Optometrists are licensed by the individual states to practice optometry, just as physicians are licensed to practice medicine by the individual states. Optometrists can perform an eye examination and can determine the presence of vision-related problems. They can also prescribe eyeglasses and contact lenses. Depending on the state in which they practice, optometrists may be allowed to treat eye diseases and prescribe eye drops for various conditions, but they are not trained or licensed to perform surgery in an operating room.
Throughout all the states in the U.S., optometrists are licensed to provide primary eye care services, including eye examinations and diagnosis of eye diseases. In certain states, optometrists are allowed to medically treat eye diseases such as glaucoma, cataracts, and retinal diseases and, in certain states in the U.S., to treat them medically. In addition, in certain states, optometrists may also perform minor surgical procedures such as the removal of foreign bodies. Over the years, all states have expanded their laws regarding the allowable scope of optometric practice to allow optometrists to perform functions that the specific state deems them able to do, pursuant to their education and training. Currently some states allow optometrists to use and prescribe oral medication. The federal government has allowed optometrists to bill through the Medicare system and receive payment from Health and Human Services (HHS). Similar to ophthalmologists, there are no federal standards for optometrists that address their qualifications or limit of practice. Under the U.S. Constitution, those standards are reserved for the individual states. There are national optometric professional organizations and societies, the most important being the American Optometric Association. There are also State Societies of Optometry in every state.
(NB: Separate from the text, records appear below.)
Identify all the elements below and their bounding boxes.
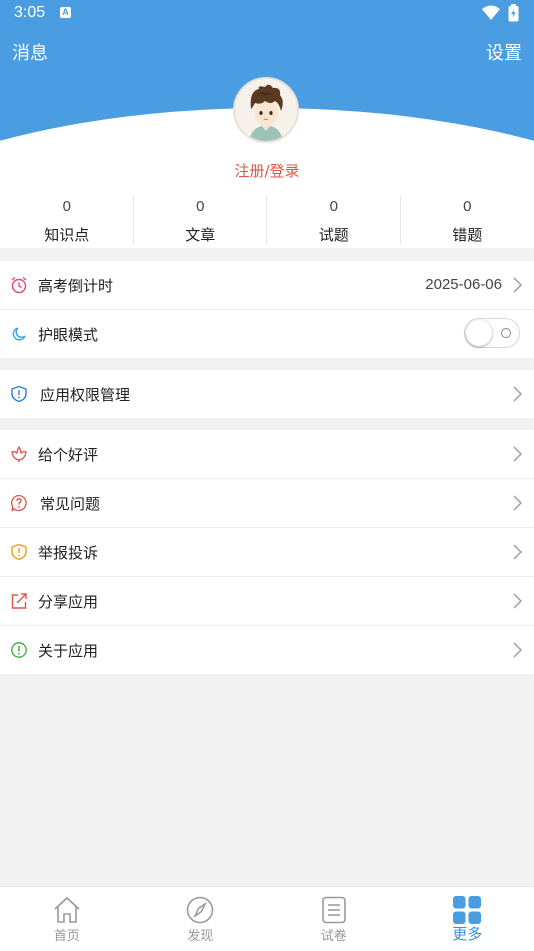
chevron-right-icon	[512, 446, 522, 462]
stat-knowledge[interactable]: 0 知识点	[0, 194, 134, 246]
about-row[interactable]: 关于应用	[0, 626, 534, 674]
wifi-icon	[482, 5, 500, 21]
status-time: 3:05	[14, 4, 45, 22]
shield-icon	[10, 385, 28, 403]
stat-label: 文章	[134, 224, 268, 245]
battery-icon	[508, 4, 519, 22]
chevron-right-icon	[512, 593, 522, 609]
tab-more[interactable]: 更多	[401, 887, 534, 951]
settings-group-1: 高考倒计时 2025-06-06 护眼模式	[0, 261, 534, 358]
eye-mode-label: 护眼模式	[38, 324, 98, 345]
rate-app-label: 给个好评	[38, 444, 98, 465]
tab-label: 发现	[134, 925, 268, 944]
moon-icon	[10, 325, 28, 343]
countdown-date: 2025-06-06	[425, 276, 502, 293]
eye-mode-toggle[interactable]	[464, 318, 520, 348]
toggle-knob	[466, 320, 492, 346]
stat-value: 0	[267, 198, 401, 215]
report-label: 举报投诉	[38, 542, 98, 563]
home-icon	[52, 895, 82, 925]
document-icon	[319, 895, 349, 925]
chevron-right-icon	[512, 642, 522, 658]
stat-label: 错题	[401, 224, 534, 245]
eye-mode-row: 护眼模式	[0, 310, 534, 358]
avatar[interactable]	[233, 77, 299, 143]
toggle-off-indicator	[501, 328, 511, 338]
stat-wrong-questions[interactable]: 0 错题	[401, 194, 534, 246]
tab-label: 首页	[0, 925, 134, 944]
messages-button[interactable]: 消息	[12, 39, 48, 65]
share-label: 分享应用	[38, 591, 98, 612]
stat-value: 0	[134, 198, 268, 215]
share-row[interactable]: 分享应用	[0, 577, 534, 626]
stats-bar: 0 知识点 0 文章 0 试题 0 错题	[0, 194, 534, 246]
chevron-right-icon	[512, 277, 522, 293]
share-icon	[10, 592, 28, 610]
permissions-row[interactable]: 应用权限管理	[0, 370, 534, 418]
tab-label: 试卷	[267, 925, 401, 944]
status-bar: 3:05 A	[0, 0, 534, 28]
warning-shield-icon	[10, 543, 28, 561]
permissions-label: 应用权限管理	[40, 384, 130, 405]
report-row[interactable]: 举报投诉	[0, 528, 534, 577]
compass-icon	[185, 895, 215, 925]
rate-app-row[interactable]: 给个好评	[0, 430, 534, 479]
countdown-label: 高考倒计时	[38, 275, 113, 296]
settings-group-3: 给个好评 常见问题 举报投诉 分享应用 关于应用	[0, 430, 534, 674]
avatar-image	[235, 79, 297, 141]
stat-value: 0	[0, 198, 134, 215]
info-icon	[10, 641, 28, 659]
stat-articles[interactable]: 0 文章	[134, 194, 268, 246]
notification-icon: A	[60, 7, 71, 18]
question-icon	[10, 494, 28, 512]
stat-questions[interactable]: 0 试题	[267, 194, 401, 246]
settings-button[interactable]: 设置	[486, 39, 522, 65]
tab-discover[interactable]: 发现	[134, 887, 268, 951]
tab-papers[interactable]: 试卷	[267, 887, 401, 951]
grid-icon	[452, 895, 482, 925]
about-label: 关于应用	[38, 640, 98, 661]
login-link[interactable]: 注册/登录	[0, 160, 534, 181]
stat-label: 知识点	[0, 224, 134, 245]
countdown-row[interactable]: 高考倒计时 2025-06-06	[0, 261, 534, 310]
tab-label: 更多	[401, 923, 534, 944]
settings-group-2: 应用权限管理	[0, 370, 534, 418]
chevron-right-icon	[512, 495, 522, 511]
stat-label: 试题	[267, 224, 401, 245]
faq-row[interactable]: 常见问题	[0, 479, 534, 528]
flower-icon	[10, 445, 28, 463]
chevron-right-icon	[512, 544, 522, 560]
chevron-right-icon	[512, 386, 522, 402]
stat-value: 0	[401, 198, 534, 215]
tab-home[interactable]: 首页	[0, 887, 134, 951]
alarm-clock-icon	[10, 276, 28, 294]
faq-label: 常见问题	[40, 493, 100, 514]
bottom-tab-bar: 首页 发现 试卷 更多	[0, 886, 534, 951]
Ophthalmologists often work closely with optometrists to provide integrated eye care for their mutual patients. Some optometrists work in the same practice as ophthalmologists, providing refractive (glasses and contact lenses) services, surgical screening, analysis of technical measurements prior to surgery, postsurgical care, emergency care, and other medical services. Other optometrists may work in an independent practice or in conjunction with a national eye care chain. In many of these optometric practices, frequent referrals to ophthalmologists for surgical or medical care of serious illnesses may occur. Conversely, some ophthalmologists may refer patients to optometrists for primary eye care, refractions, contact lenses, prescription eyeglass lenses, glasses fittings, and postsurgical care.